Japan Geoscience Union Meeting 2025

Presentation information

[E] Poster

M (Multidisciplinary and Interdisciplinary) » M-AG Applied Geosciences

[M-AG33] Satellite Land Physical Processes Monitoring at Medium/High/Very High Resolution

Thu. May 29, 2025 5:15 PM - 7:15 PM Poster Hall (Exhibition Hall 7&8, Makuhari Messe)

convener:Eric Vermote(NASA Goddard Space Flight Center), Ferran Gascon(European Space Agency)

5:15 PM - 7:15 PM

[MAG33-P03] Application of Semi-Physical Models for Corn and Soybean Yield Estimation in Illinois, USA

*Vishal Gautam1, Abdul Gani2, Shray Pathak 1 (1.Indian Institute of Technology Ropar, Punjab, India , 2.Netaji Subhas University of Technology, New Delhi, India )

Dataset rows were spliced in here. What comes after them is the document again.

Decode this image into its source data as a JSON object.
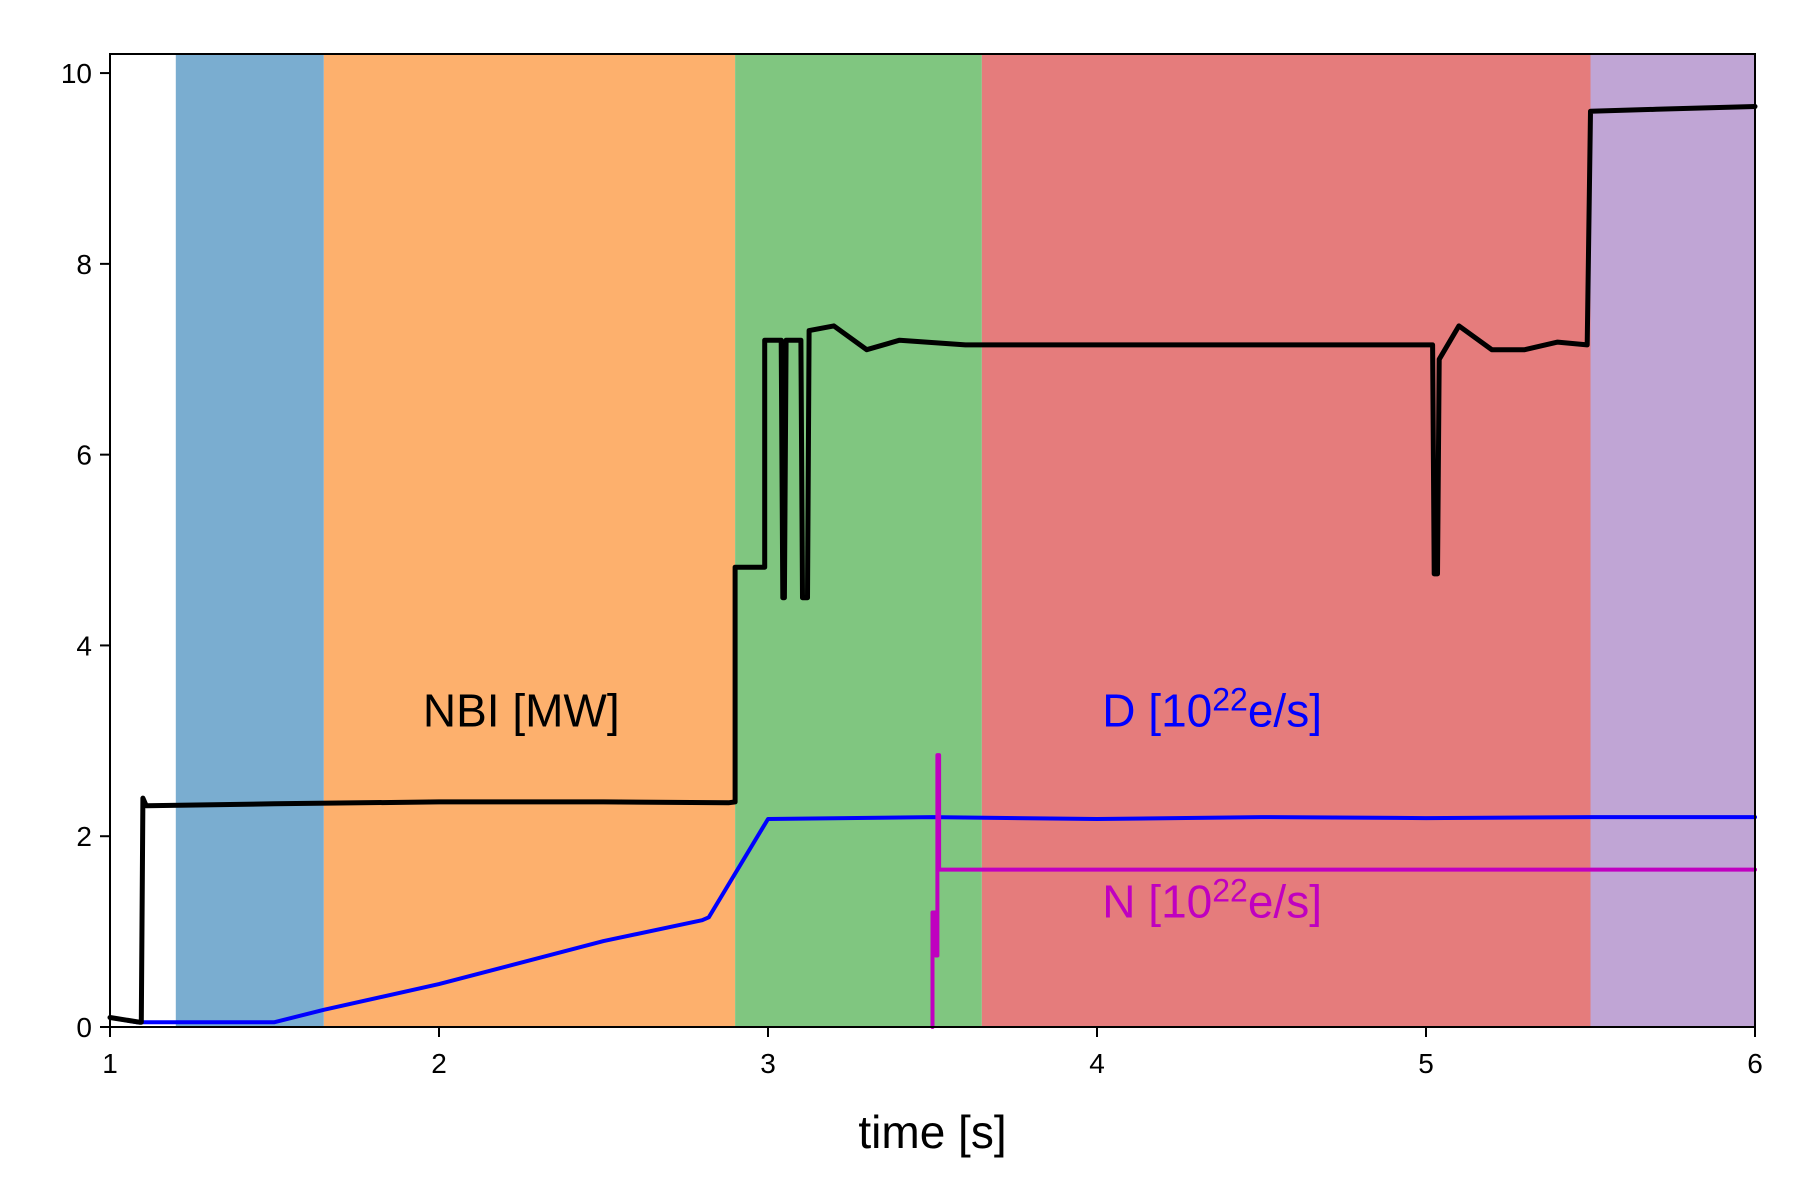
{
  "chart_data": {
    "type": "line",
    "title": "",
    "xlabel": "time [s]",
    "ylabel": "",
    "xlim": [
      1,
      6
    ],
    "ylim": [
      0,
      10.2
    ],
    "xticks": [
      "1",
      "2",
      "3",
      "4",
      "5",
      "6"
    ],
    "yticks": [
      "0",
      "2",
      "4",
      "6",
      "8",
      "10"
    ],
    "grid": false,
    "background_bands": [
      {
        "x": [
          1.2,
          1.65
        ],
        "color": "#7aadd0"
      },
      {
        "x": [
          1.65,
          2.9
        ],
        "color": "#fdb06d"
      },
      {
        "x": [
          2.9,
          3.65
        ],
        "color": "#80c680"
      },
      {
        "x": [
          3.65,
          5.5
        ],
        "color": "#e57c7c"
      },
      {
        "x": [
          5.5,
          6.0
        ],
        "color": "#c0a5d5"
      }
    ],
    "series": [
      {
        "name": "NBI [MW]",
        "color": "#000000",
        "points": [
          [
            1.0,
            0.1
          ],
          [
            1.09,
            0.05
          ],
          [
            1.095,
            0.05
          ],
          [
            1.1,
            2.4
          ],
          [
            1.11,
            2.32
          ],
          [
            1.5,
            2.34
          ],
          [
            2.0,
            2.36
          ],
          [
            2.5,
            2.36
          ],
          [
            2.88,
            2.35
          ],
          [
            2.9,
            2.36
          ],
          [
            2.9,
            4.82
          ],
          [
            2.99,
            4.82
          ],
          [
            2.99,
            7.2
          ],
          [
            3.04,
            7.2
          ],
          [
            3.045,
            4.5
          ],
          [
            3.05,
            4.5
          ],
          [
            3.055,
            7.2
          ],
          [
            3.1,
            7.2
          ],
          [
            3.105,
            4.5
          ],
          [
            3.12,
            4.5
          ],
          [
            3.125,
            7.3
          ],
          [
            3.2,
            7.35
          ],
          [
            3.3,
            7.1
          ],
          [
            3.4,
            7.2
          ],
          [
            3.6,
            7.15
          ],
          [
            4.0,
            7.15
          ],
          [
            4.5,
            7.15
          ],
          [
            5.0,
            7.15
          ],
          [
            5.02,
            7.15
          ],
          [
            5.025,
            4.75
          ],
          [
            5.035,
            4.75
          ],
          [
            5.04,
            7.0
          ],
          [
            5.1,
            7.35
          ],
          [
            5.2,
            7.1
          ],
          [
            5.3,
            7.1
          ],
          [
            5.4,
            7.18
          ],
          [
            5.49,
            7.15
          ],
          [
            5.5,
            9.6
          ],
          [
            5.7,
            9.62
          ],
          [
            6.0,
            9.65
          ]
        ]
      },
      {
        "name": "D",
        "unit_prefix": "[10",
        "unit_exp": "22",
        "unit_suffix": "e/s]",
        "color": "#0000ff",
        "points": [
          [
            1.0,
            0.1
          ],
          [
            1.08,
            0.05
          ],
          [
            1.5,
            0.05
          ],
          [
            1.65,
            0.18
          ],
          [
            2.0,
            0.45
          ],
          [
            2.5,
            0.9
          ],
          [
            2.8,
            1.12
          ],
          [
            2.82,
            1.15
          ],
          [
            3.0,
            2.18
          ],
          [
            3.5,
            2.2
          ],
          [
            4.0,
            2.18
          ],
          [
            4.5,
            2.2
          ],
          [
            5.0,
            2.19
          ],
          [
            5.5,
            2.2
          ],
          [
            6.0,
            2.2
          ]
        ]
      },
      {
        "name": "N",
        "unit_prefix": "[10",
        "unit_exp": "22",
        "unit_suffix": "e/s]",
        "color": "#c000c0",
        "points": [
          [
            3.5,
            0.0
          ],
          [
            3.5,
            1.2
          ],
          [
            3.51,
            1.2
          ],
          [
            3.51,
            0.75
          ],
          [
            3.515,
            0.75
          ],
          [
            3.515,
            2.85
          ],
          [
            3.52,
            2.85
          ],
          [
            3.52,
            1.65
          ],
          [
            3.6,
            1.65
          ],
          [
            4.0,
            1.65
          ],
          [
            5.0,
            1.65
          ],
          [
            6.0,
            1.65
          ]
        ]
      }
    ],
    "annotations": [
      {
        "series": 0,
        "x": 2.25,
        "y": 3.15
      },
      {
        "series": 1,
        "x": 4.35,
        "y": 3.15
      },
      {
        "series": 2,
        "x": 4.35,
        "y": 1.15
      }
    ]
  }
}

Keywords:Agricultural Productivity, Decision Making, Climate-Resilient Agriculture, Net Primary Production

Enhancing the accuracy of crop yield predictions is crucial for optimizing agricultural productivity, resource management, and strategic decision-making. The present study employs a semi-physical approach to predict corn and soybean yields in Illinois, USA, by integrating remote sensing data with biophysical modeling techniques. For assessing the plant growth, 25 years of historical data was considered from 2000 to 2024, of photosynthetically active radiation (PAR) and fraction of photosynthetically active radiation (fAPAR). Light use efficiency (LUE) was determined by using water stress, temperature stress, maximum light use efficiency and vegetative growth factor. By integrating these factors, net primary production (NPP) was calculated which serves as a critical parameter for the estimation of crop yield. A regression-based model is employed to estimate final yields of corn and soybean. Model performance was evaluated by using the coefficient of regression (R2) and root mean square error (RMSE). R2 values of corn and soybean was determined as 0.59 and 0.42, which indicates a moderate correlation between the predicted and observed yields. RMSE values of 1.4377 and 0.4888 were found for corn and soybean which demonstrates reasonable accuracy in yield prediction. The findings highlight the effectiveness of combining remote sensing derived inputs and environmental stress factors in crop yield estimation. Thus, semi-physical modeling approach bridges the gap between empirical and mechanistic models, offering a robust framework for agricultural monitoring. The results indicate that integrating satellite data and stress factors enhances the accuracy and reliability of yield estimations, making this approach valuable for policymakers, agronomists, and researchers aiming to optimize agricultural production in varying climatic conditions. By advancing precision agriculture, this study contributes to the development of sustainable food production systems, ensuring more resilient and data-driven agricultural planning.